3.4 Permeability Change Under Reservoir Condition and Evaluation

The pressure drop range in laboratory should be in correspondence with that in reservoirs. Commonly, it is adopted the whole fluid pressure drop or confining pressure change to evaluate permeability sensitivity to stress (Sun et al. 2004, Sun, et al., 2007). This pressure drop range in laboratory is much larger than that in a gas reservoir (Fig. 10). This is because the aquifer and fluid injection maintain the reservoir pressure in most cases. Besides, different gas reservoirs have different pressure drop ranges. So it is not appropriate to evaluate the stress sensitivity by whole pressure drop in laboratory and this will exaggerate the permeability sensitivity to stress.

Meanwhile, during the different pressure range, the core deformation behaviors are also different. Ignoring this phenomenon will also exaggerate the permeability stress sensitivity. The permeability performance can be obviously divided into two stages (Jiao et al. 2011). In first stage, there is an abrupt reduction in permeability. And during the second stage, permeability changes slowly as the net confining pressure increases (Fig. 10). This double-stage phenomenon comes from the microfractures in the core. If the microfracture plays an important role in the flow, this double-stage phenomenon will occur in the experiment. In the first stage, the microfractures are the main flow channels.

Because these microfractures own a large aperture, of which permeability is very sensitive to the stress. During the second stage, the microfractures are all closed as the effective stress increases. The main flow channel is the pore system in the tight rock, which results in the slow reduction in permeability.

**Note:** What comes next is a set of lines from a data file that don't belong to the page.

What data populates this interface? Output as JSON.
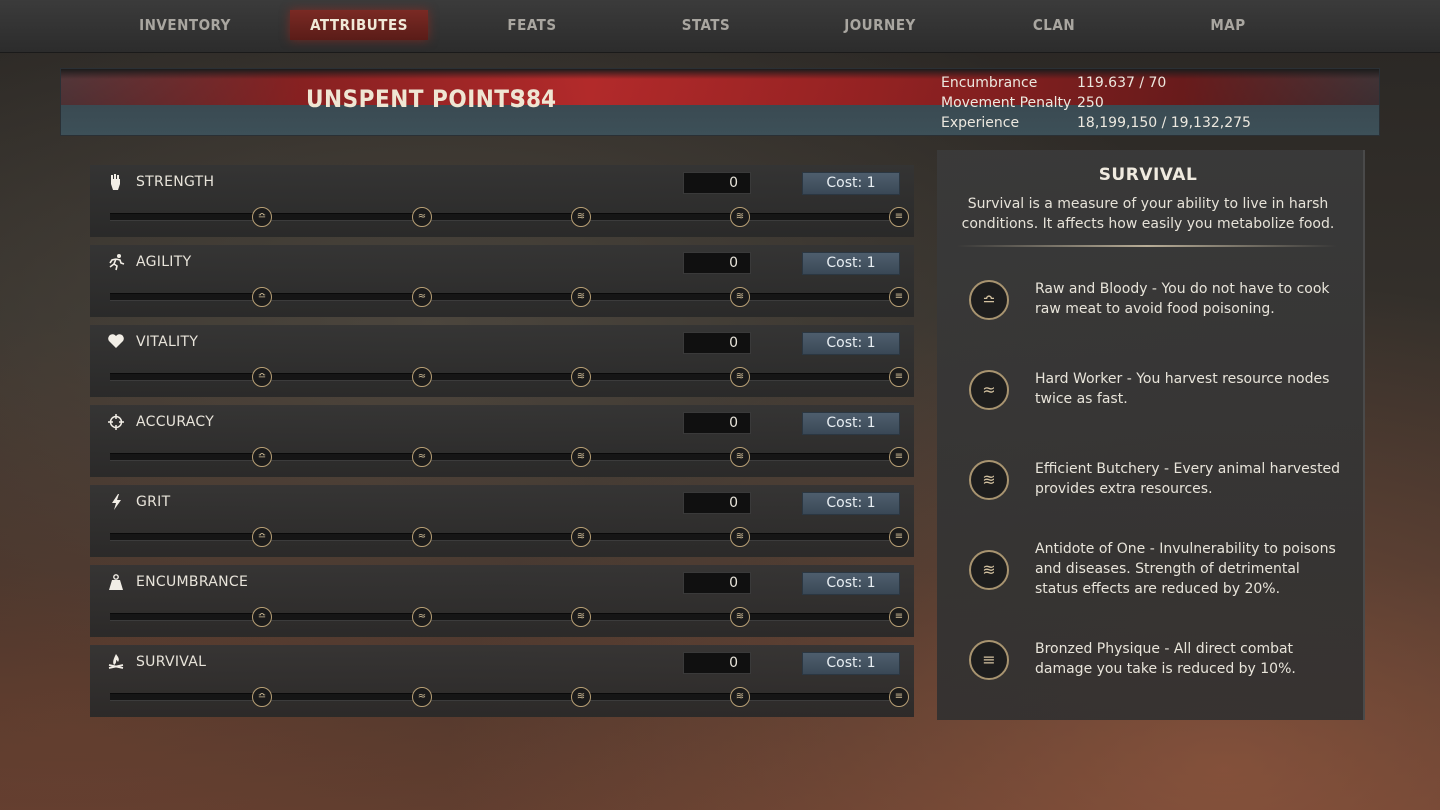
{
  "tabs": [
    {
      "label": "INVENTORY"
    },
    {
      "label": "ATTRIBUTES"
    },
    {
      "label": "FEATS"
    },
    {
      "label": "STATS"
    },
    {
      "label": "JOURNEY"
    },
    {
      "label": "CLAN"
    },
    {
      "label": "MAP"
    }
  ],
  "active_tab": "ATTRIBUTES",
  "banner": {
    "unspent_label": "UNSPENT POINTS",
    "unspent_value": "384",
    "stats": [
      {
        "label": "Encumbrance",
        "value": "119.637 / 70"
      },
      {
        "label": "Movement Penalty",
        "value": "250"
      },
      {
        "label": "Experience",
        "value": "18,199,150 / 19,132,275"
      }
    ]
  },
  "attributes": [
    {
      "name": "STRENGTH",
      "icon": "fist-icon",
      "value": "0",
      "cost": "Cost: 1"
    },
    {
      "name": "AGILITY",
      "icon": "running-icon",
      "value": "0",
      "cost": "Cost: 1"
    },
    {
      "name": "VITALITY",
      "icon": "heart-icon",
      "value": "0",
      "cost": "Cost: 1"
    },
    {
      "name": "ACCURACY",
      "icon": "crosshair-icon",
      "value": "0",
      "cost": "Cost: 1"
    },
    {
      "name": "GRIT",
      "icon": "lightning-icon",
      "value": "0",
      "cost": "Cost: 1"
    },
    {
      "name": "ENCUMBRANCE",
      "icon": "weight-icon",
      "value": "0",
      "cost": "Cost: 1"
    },
    {
      "name": "SURVIVAL",
      "icon": "campfire-icon",
      "value": "0",
      "cost": "Cost: 1"
    }
  ],
  "node_glyphs": [
    "≏",
    "≈",
    "≋",
    "≋",
    "≡"
  ],
  "panel": {
    "title": "SURVIVAL",
    "description": "Survival is a measure of your ability to live in harsh conditions. It affects how easily you metabolize food.",
    "perks": [
      {
        "glyph": "≏",
        "text": "Raw and Bloody - You do not have to cook raw meat to avoid food poisoning."
      },
      {
        "glyph": "≈",
        "text": "Hard Worker - You harvest resource nodes twice as fast."
      },
      {
        "glyph": "≋",
        "text": "Efficient Butchery - Every animal harvested provides extra resources."
      },
      {
        "glyph": "≋",
        "text": "Antidote of One - Invulnerability to poisons and diseases. Strength of detrimental status effects are reduced by 20%."
      },
      {
        "glyph": "≡",
        "text": "Bronzed Physique - All direct combat damage you take is reduced by 10%."
      }
    ]
  },
  "colors": {
    "accent_red": "#8a1e1e",
    "node_border": "#b79f75",
    "cost_button": "#4e5e6d"
  }
}
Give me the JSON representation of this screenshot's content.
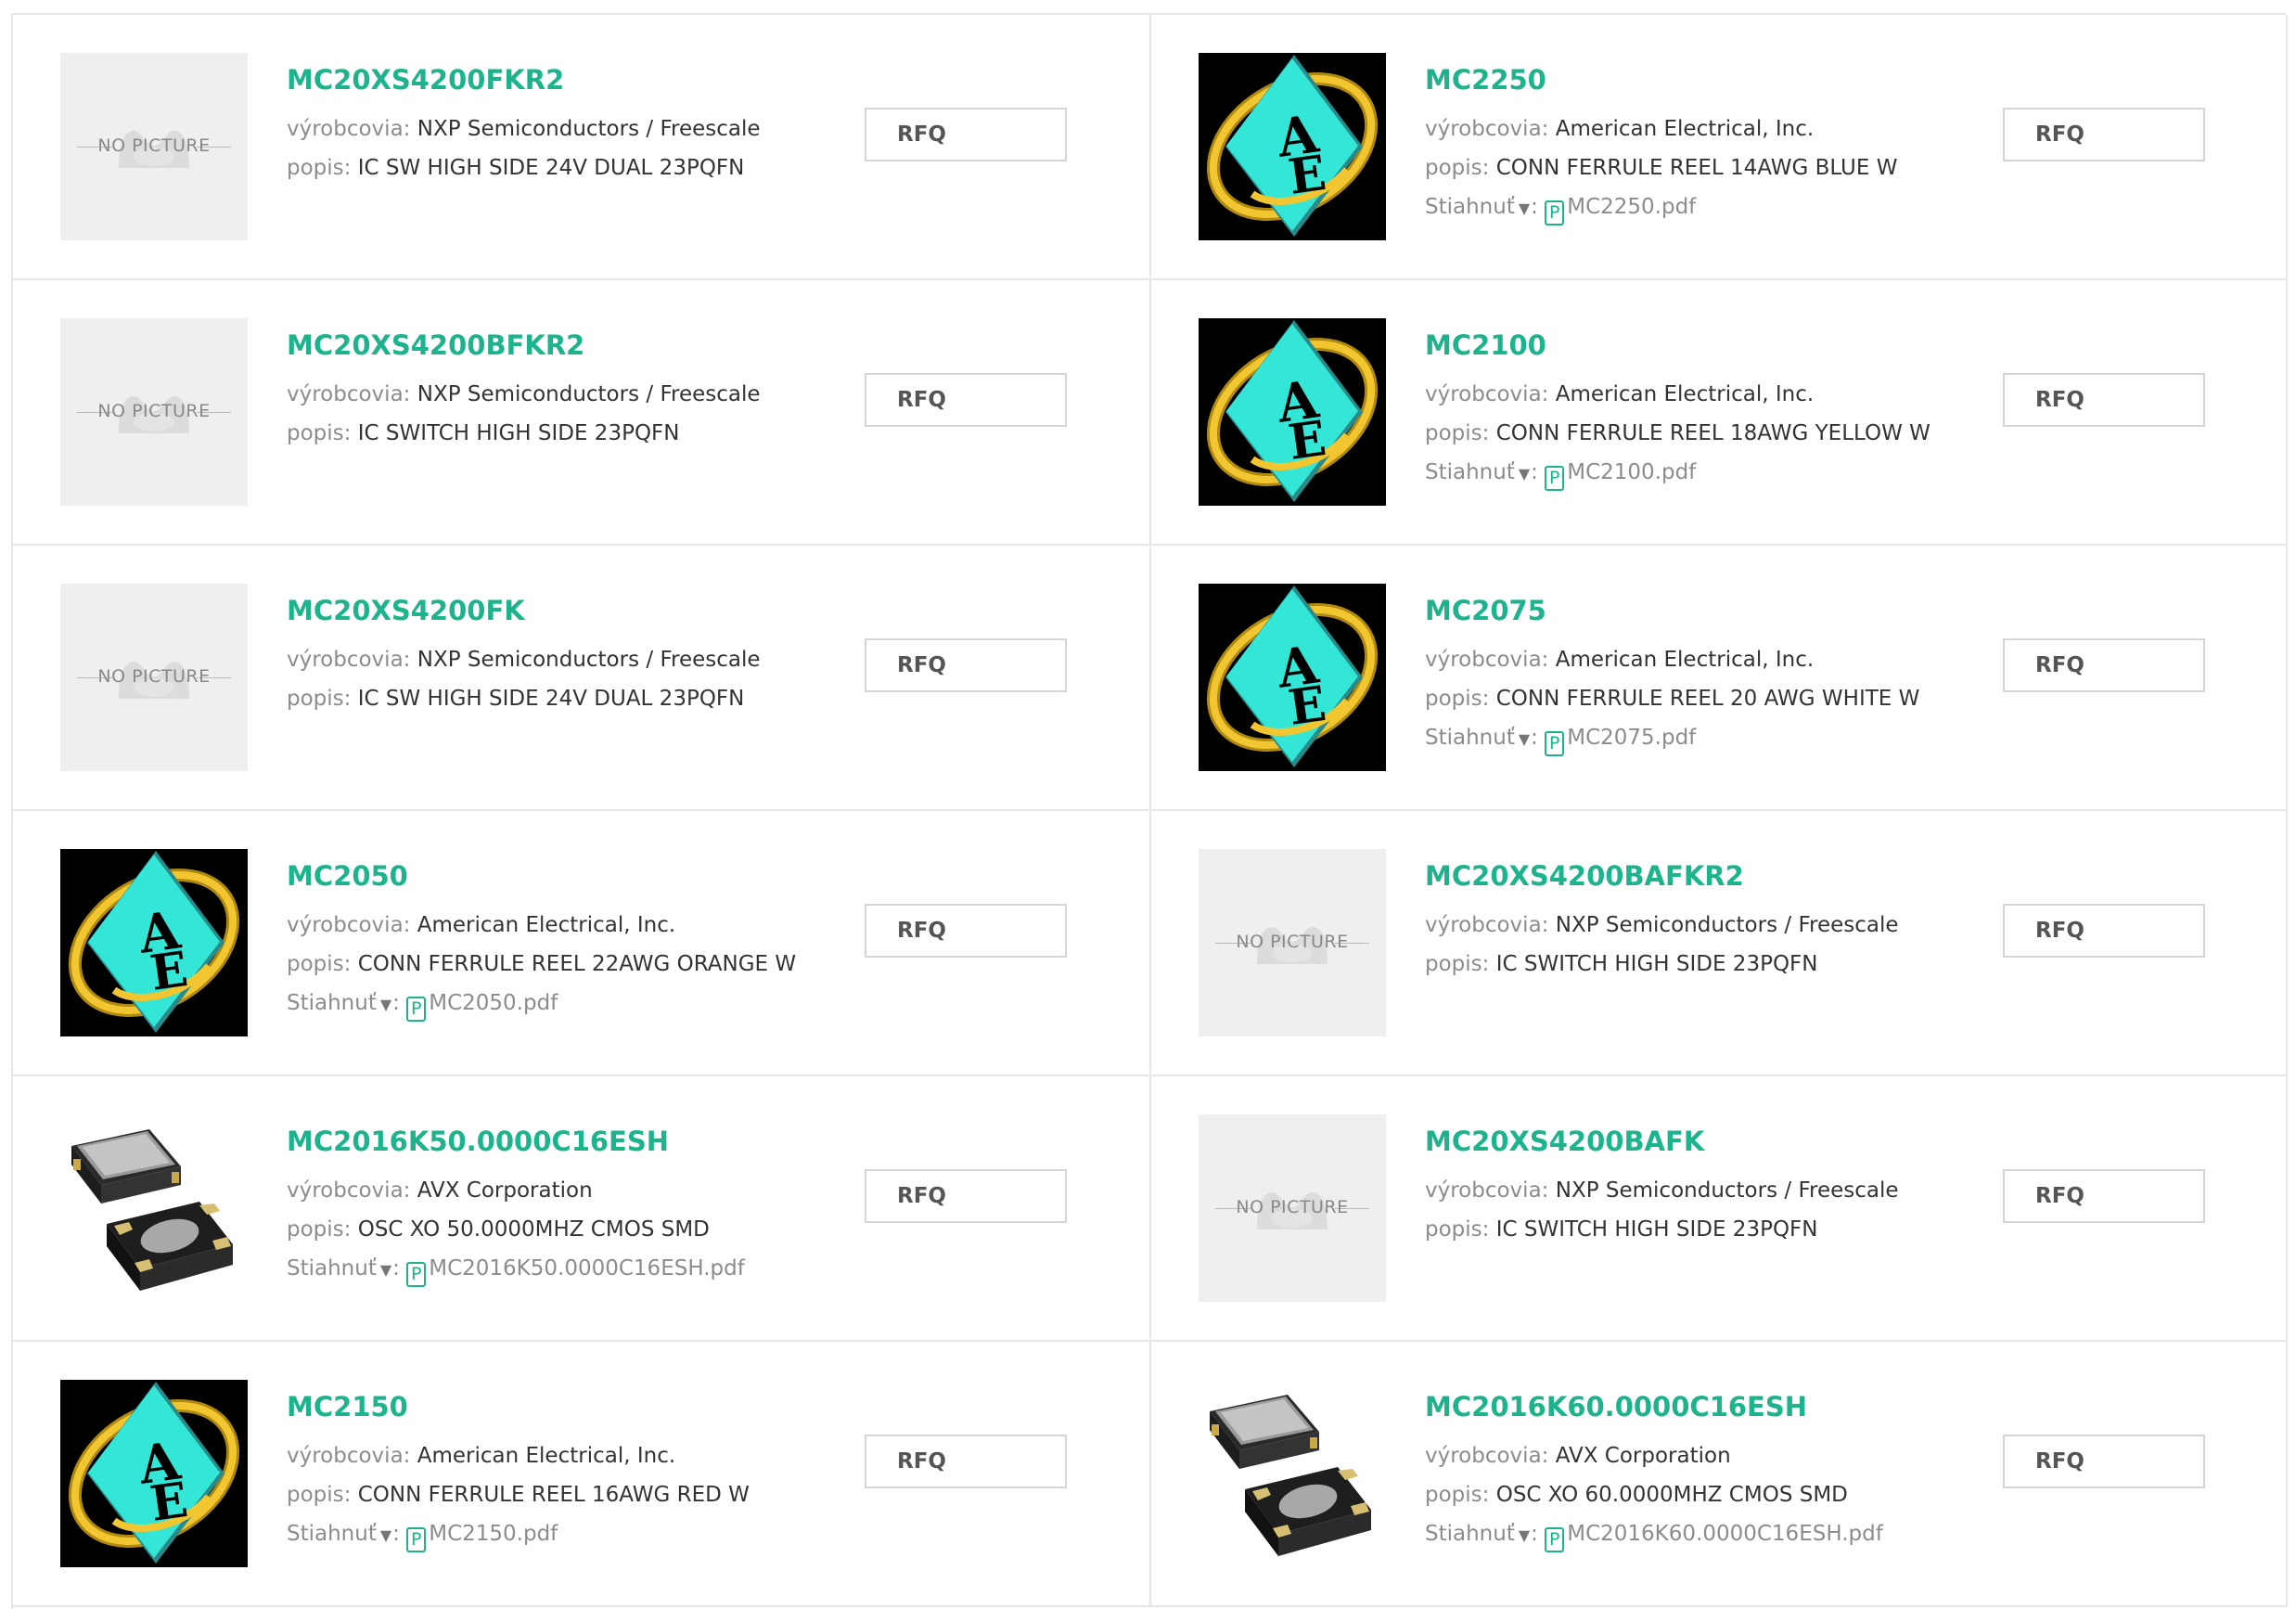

Under most reservoir conditions, the core stress path belongs to the second stage. The fact that all the microfractures being closed decides that the permeability is less sensitive to the stress. Therefore, it is not appropriate to evaluate the stress sensitivity level within the first stage because the permeability change in this stage does not happen in reservoirs. Considering the reservoir net confining pressure, the permeability performance stage I should not be adopted to evaluate permeability sensitivity to stress. If the permeability change has no obvious two-stage phenomenon, the reservoir initial stress state should be chosen as the beginning point. In the reservoir where these cores come from, the initial net confining stress is 32.43 MPa. According to the production experience, the pressure drop is recommended to be 10 MPa in the second stage in this paper.

4 Conclusions

In this paper, the core aging treatment was adopted to eliminate the microinterstice deformation and stabilize the core prior to the experiments. A semi-analytical model was developed to describe the permeability change with pore pressure variation. This model was verified using results from various sources in the literature. The model also well predicted the pressure-dependent behavior of permeability in 8 tight sandstone core samples tested in this study. The following conclusions can be drawn:

  1. (1)

    The new semi-analytical model is based on capillary bundle model indicates that there is a linear relationship between inverse of permeability to a constant power and pore pressure changes. This relationship can well satisfy the experimental data, and it may also be used for other type of rocks.

  2. (2)

    Compared with commonly used empirical models, the semi-analytical model can also satisfy the experiment observations on the same level. The model verification also indicates that the semi-analytical model can match the pressure-dependent permeability of different rock types.

  3. (3)

    The permeability variation under reservoir condition is different from that under laboratory condition. And its performance is divided into two stages. The permeability reduction in stage I is slower than that in stage II. In most reservoirs, the permeability performance under reservoir condition is located in stage II. The evaluation with whole pressure drop range in laboratory will exaggerate permeability sensitivity to stress in reservoir.